Bearing in mind how some revolutionaries elsewhere in the world had
betrayed the struggle on the eve of victory or soon thereafter, they were justifiably
suspicious of individual initiative. If my comrades had known
beforehand about my plan to talk to the government, their concern
about one man, who was isolated from them, doing so would have been
understandable. The headquarters of the organization were in Zambia,
where the leaders who conducted the struggle were stationed. Only
they and they alone, and not a prisoner, knew the strategic moment to
make the move.
Nevertheless I approached the government without telling my
fellow prisoners. It was during these talks that Dr. Neil Barnard, head
of the Intelligence Service, proposed that their team had decided to
start confidential discussions with Thabo Mbeki, adding that from their
sources, he was one person who was in favour of negotiations.
I objected to this proposal on the ground that such talks could never
be secret, seeing thatthey would take place in a foreign country, I pointed
out that they should contact the President or the Secretary General of
the ANC, Oliver Tambo or Alfred Nzo respectively. I added that to
start such unauthorised talks might ruin the future career of a talented young
man's political career. I thought that Bernard had accepted my advice.

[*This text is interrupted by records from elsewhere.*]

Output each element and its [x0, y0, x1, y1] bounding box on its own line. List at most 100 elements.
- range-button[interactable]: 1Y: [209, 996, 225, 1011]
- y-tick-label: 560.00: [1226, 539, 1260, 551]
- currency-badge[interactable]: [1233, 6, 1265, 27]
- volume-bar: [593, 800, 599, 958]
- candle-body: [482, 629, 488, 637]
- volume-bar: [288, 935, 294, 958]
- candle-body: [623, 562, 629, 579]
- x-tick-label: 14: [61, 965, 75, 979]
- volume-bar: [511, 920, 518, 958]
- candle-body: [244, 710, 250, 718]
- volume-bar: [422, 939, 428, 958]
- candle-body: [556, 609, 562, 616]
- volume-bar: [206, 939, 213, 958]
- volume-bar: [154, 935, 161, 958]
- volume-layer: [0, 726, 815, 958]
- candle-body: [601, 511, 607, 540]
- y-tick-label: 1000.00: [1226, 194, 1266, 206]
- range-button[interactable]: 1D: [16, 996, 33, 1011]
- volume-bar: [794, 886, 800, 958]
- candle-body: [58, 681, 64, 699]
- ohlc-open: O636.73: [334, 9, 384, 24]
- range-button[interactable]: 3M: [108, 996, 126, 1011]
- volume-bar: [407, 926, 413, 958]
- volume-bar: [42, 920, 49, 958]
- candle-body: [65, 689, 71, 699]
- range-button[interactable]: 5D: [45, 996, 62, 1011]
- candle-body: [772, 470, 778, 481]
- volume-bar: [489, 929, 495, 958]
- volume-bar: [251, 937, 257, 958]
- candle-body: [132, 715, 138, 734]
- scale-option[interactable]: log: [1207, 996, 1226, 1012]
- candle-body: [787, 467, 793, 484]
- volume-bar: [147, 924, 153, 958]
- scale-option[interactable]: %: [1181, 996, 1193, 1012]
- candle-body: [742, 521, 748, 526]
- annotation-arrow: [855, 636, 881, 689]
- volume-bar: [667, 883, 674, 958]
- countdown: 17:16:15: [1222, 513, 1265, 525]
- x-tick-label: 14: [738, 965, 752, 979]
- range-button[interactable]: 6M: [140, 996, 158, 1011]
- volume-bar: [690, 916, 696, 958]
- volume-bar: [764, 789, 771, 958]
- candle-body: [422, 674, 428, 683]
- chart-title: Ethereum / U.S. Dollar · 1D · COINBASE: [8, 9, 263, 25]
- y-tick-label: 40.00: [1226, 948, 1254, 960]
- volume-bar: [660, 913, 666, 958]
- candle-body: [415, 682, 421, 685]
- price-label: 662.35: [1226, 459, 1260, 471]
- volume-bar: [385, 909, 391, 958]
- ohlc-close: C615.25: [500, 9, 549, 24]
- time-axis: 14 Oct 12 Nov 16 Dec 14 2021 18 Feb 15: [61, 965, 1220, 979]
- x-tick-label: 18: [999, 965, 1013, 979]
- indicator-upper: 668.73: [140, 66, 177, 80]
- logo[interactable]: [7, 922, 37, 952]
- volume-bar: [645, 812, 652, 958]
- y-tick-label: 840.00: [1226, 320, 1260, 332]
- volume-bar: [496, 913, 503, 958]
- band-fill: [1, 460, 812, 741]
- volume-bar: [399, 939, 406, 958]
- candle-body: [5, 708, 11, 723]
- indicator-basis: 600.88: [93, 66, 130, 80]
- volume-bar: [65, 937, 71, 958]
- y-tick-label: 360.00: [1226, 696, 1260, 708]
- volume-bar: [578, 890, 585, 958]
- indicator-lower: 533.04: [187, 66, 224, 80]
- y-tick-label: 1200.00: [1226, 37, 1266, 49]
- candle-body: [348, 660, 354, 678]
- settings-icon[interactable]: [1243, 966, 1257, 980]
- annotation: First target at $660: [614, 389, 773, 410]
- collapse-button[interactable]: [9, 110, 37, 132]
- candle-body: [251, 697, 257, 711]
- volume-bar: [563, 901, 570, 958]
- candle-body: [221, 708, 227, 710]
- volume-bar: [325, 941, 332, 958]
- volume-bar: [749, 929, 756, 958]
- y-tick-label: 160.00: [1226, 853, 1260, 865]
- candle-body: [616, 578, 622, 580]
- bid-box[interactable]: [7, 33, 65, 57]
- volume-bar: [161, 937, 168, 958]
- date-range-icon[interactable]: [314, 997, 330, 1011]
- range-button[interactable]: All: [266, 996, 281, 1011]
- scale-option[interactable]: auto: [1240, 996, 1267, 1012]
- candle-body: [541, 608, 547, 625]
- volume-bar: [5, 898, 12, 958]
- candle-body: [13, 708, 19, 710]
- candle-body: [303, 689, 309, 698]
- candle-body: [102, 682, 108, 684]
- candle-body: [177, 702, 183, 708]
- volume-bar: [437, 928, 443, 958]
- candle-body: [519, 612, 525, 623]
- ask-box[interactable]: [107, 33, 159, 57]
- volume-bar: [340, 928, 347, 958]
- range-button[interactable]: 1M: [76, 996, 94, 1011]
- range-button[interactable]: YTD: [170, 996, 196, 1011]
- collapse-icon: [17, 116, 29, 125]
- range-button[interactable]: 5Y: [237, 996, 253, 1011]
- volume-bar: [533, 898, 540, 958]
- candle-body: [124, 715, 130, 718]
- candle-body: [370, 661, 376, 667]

I was therefore shocked when I later discovered that he had ignored,
my advice and contacted Thabo Mbeki. But the latter was wise enough and
refused to engage in clandestine talks without the consent of the
organisation. He reported to the President who authorised him and his
friend, Jacob Zuma, to meet Barnard.
A dark cloud was hanging over South Africa, which threatened to
block and even reverse all the gains
South Africans had made in
regard to the county's peaceful transformation.